The most significant part of this presidential proclamation is its guidance regarding travel restrictions for foreign nationals covered by the president’s “travel ban.” It maintains restrictions on certain foreign nationals from Iran, Syria, Libya, Yemen, and Somalia. It adds restrictions to certain foreign nationals from Chad, North Korea, and Venezuela. It lifts all restrictions on foreign nationals from Sudan. Below is a country-by-country breakdown of the travel restrictions for each country (a table of the restrictions may be found here).
The travel restrictions will apply to all foreign nationals from the listed countries who do not currently possess a valid visa and to those who are currently applying for a visa. It is immediately applicable to foreign nationals from the previously restricted countries who do not have a bona fide connection with a close family member or entity within the United States. It will apply to all foreign nationals, including those with a bona fide connection, starting on October 18. The restrictions are considered to be indefinite.

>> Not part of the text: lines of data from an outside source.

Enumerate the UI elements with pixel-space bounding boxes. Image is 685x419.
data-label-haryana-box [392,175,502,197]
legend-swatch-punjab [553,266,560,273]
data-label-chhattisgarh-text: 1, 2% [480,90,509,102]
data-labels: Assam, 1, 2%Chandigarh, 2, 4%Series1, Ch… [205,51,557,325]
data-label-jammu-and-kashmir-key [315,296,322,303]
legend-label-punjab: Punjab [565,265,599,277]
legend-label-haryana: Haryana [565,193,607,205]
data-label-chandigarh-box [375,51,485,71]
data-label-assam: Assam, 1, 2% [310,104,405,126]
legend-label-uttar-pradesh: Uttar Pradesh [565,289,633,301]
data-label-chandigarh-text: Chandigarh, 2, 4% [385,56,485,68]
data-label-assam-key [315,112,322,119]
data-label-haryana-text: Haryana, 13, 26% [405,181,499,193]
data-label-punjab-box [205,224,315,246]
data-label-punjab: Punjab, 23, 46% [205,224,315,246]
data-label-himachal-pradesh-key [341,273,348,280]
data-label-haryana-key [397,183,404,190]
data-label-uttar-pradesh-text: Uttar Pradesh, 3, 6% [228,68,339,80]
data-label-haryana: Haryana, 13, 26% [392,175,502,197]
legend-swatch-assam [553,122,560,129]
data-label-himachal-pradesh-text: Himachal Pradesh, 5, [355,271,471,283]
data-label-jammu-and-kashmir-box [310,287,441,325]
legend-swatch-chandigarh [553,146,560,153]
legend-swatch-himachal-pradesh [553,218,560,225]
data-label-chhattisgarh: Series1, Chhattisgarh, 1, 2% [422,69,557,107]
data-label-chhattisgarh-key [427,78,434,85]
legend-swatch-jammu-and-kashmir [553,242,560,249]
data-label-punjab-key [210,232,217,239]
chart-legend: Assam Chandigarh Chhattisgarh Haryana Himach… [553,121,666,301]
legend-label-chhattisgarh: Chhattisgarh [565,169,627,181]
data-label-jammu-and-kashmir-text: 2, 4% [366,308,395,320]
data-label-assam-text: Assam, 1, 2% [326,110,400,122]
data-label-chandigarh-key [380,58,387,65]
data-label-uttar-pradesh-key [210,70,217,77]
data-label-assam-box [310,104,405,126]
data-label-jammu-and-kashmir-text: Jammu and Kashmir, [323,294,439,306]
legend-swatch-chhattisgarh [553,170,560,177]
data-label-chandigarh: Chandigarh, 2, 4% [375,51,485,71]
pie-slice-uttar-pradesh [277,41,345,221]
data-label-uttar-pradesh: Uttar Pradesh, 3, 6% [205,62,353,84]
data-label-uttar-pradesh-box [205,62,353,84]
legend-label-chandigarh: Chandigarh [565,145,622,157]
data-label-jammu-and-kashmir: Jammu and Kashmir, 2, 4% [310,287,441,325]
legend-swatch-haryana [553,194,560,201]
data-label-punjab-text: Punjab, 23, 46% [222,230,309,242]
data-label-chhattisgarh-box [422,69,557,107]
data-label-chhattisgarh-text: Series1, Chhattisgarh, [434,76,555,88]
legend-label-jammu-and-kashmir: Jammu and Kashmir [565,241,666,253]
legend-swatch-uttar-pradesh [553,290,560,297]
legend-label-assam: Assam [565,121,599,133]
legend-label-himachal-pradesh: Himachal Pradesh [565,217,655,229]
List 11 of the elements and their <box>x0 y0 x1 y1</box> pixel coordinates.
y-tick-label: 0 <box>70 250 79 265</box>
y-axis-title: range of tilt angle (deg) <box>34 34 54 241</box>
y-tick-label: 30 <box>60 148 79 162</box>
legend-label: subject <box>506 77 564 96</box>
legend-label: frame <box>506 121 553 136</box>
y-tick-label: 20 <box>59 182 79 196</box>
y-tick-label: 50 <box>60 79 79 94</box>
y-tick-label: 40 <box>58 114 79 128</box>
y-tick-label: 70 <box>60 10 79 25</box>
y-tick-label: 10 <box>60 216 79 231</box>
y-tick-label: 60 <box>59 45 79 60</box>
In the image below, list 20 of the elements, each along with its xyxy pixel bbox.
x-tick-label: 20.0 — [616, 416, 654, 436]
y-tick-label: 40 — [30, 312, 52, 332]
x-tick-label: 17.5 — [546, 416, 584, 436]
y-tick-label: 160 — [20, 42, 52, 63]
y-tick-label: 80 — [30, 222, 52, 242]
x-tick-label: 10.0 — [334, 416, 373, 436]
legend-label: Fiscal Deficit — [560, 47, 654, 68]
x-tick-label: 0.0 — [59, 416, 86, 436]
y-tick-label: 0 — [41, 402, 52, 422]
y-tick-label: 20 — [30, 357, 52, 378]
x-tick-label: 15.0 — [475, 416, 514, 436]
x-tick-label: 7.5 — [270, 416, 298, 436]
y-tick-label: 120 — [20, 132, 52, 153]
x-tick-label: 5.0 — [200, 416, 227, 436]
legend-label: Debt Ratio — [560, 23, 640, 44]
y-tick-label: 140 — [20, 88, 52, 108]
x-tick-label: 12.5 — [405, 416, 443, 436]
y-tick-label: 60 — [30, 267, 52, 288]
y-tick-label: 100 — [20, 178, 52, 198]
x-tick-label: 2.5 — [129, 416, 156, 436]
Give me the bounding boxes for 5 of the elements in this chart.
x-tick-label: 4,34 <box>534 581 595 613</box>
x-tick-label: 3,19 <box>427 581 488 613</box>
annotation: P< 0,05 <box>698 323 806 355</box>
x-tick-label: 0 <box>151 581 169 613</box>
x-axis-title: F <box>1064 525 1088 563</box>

The presidential proclamation has clarified that there are certain foreign nationals to whom the travel restrictions will not apply. It shall not apply to: lawful permanent residents; foreign nationals who have been admitted or paroled into the U.S. on or after September 24; foreign nationals who possess a valid document other than a visa (such as Advance Parole) which permits them to travel to the U.S. and seek admission; dual nationals traveling on a non-United States passport; foreign nationals who are traveling on diplomatic visas (other than certain Venezuelan officials); asylees, refugees already admitted to the United States, and other foreign nationals present in the United States under a form of humanitarian relief. Additionally, the Department of State has assured that valid visas will not be revoked, and it will not cancel previously scheduled visa appointments for foreign nationals from the listed countries.
Finally, the presidential proclamation does allow for discretionary waivers to be granted under limited circumstances. In order to be granted a waiver, a foreign national must show that denying entry would cause him or her undue hardship; his or her entry would not pose a threat to the national security or public safety of the United States; and his or her entry is in the national interest.
The presidential proclamation also requires the Department of Homeland Security, the Secretary of State, and the Attorney General to periodically review the travel restrictions, and lift or expand them as they believe necessary. With the announcement of this new text the Supreme Court suspended the existing Travel Ban case and asked litigants to update their briefings to incorporate this new policy. We now expect this new policy to receive direct scrutiny from the Supreme Court and if necessary they or a lower court will likely be asked to stay the implementation of this new ban. We will continue to update as noteworthy changes occur.